Entretanto, a maioria das escolas (95,6%) públicas e privadas do Estado de São Paulo afirma não possuir a disciplina Educação Digital em suas grades curriculares. Somente 4,75% das escolas privadas adotaram a disciplina, como determina o artigo 26 do Marco Civil da Internet - a lei 12.965, criada em abril de 2014, que regula o uso da Internet no país. Nas escolas públicas, esse percentual cai para 1%.

Entre as escolas públicas, oito em cada dez (83%) não sabem o que é o Marco Civil da Internet e 54,12% não estão cientes da obrigatoriedade da lei que inclui o tema nas escolas. Outras 65,9% das instituições afirmaram que não há a intenção de incluir a nova disciplina na grade curricular.

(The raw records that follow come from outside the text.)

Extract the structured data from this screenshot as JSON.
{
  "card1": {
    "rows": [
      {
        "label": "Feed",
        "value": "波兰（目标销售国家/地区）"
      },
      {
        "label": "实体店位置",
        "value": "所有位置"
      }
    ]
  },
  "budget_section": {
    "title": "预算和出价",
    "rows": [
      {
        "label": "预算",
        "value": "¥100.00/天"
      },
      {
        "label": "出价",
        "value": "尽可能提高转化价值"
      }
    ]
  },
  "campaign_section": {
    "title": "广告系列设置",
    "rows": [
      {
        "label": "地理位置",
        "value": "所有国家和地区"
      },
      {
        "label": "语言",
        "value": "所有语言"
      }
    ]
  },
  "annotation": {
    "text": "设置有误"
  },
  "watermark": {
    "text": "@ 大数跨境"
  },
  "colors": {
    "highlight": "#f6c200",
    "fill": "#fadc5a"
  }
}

"Curioso é que elas admitem a importância de discutir conceitos básicos de segurança, ética e responsabilidade no uso da internet com os alunos, antes de introduzir noções de informática, mas não pretendem instituir a disciplina", afirma o presidente do conselho de TI da entidade.

"O envolvimento e a inserção de crianças, adolescentes e adultos no ambiente digital é uma realidade. Seja por meio de videogames, objetos, Internet ou celulares. É extremamente necessário que profissionais, pais e educadores estejam aptos a lidar com esse cenário", completa.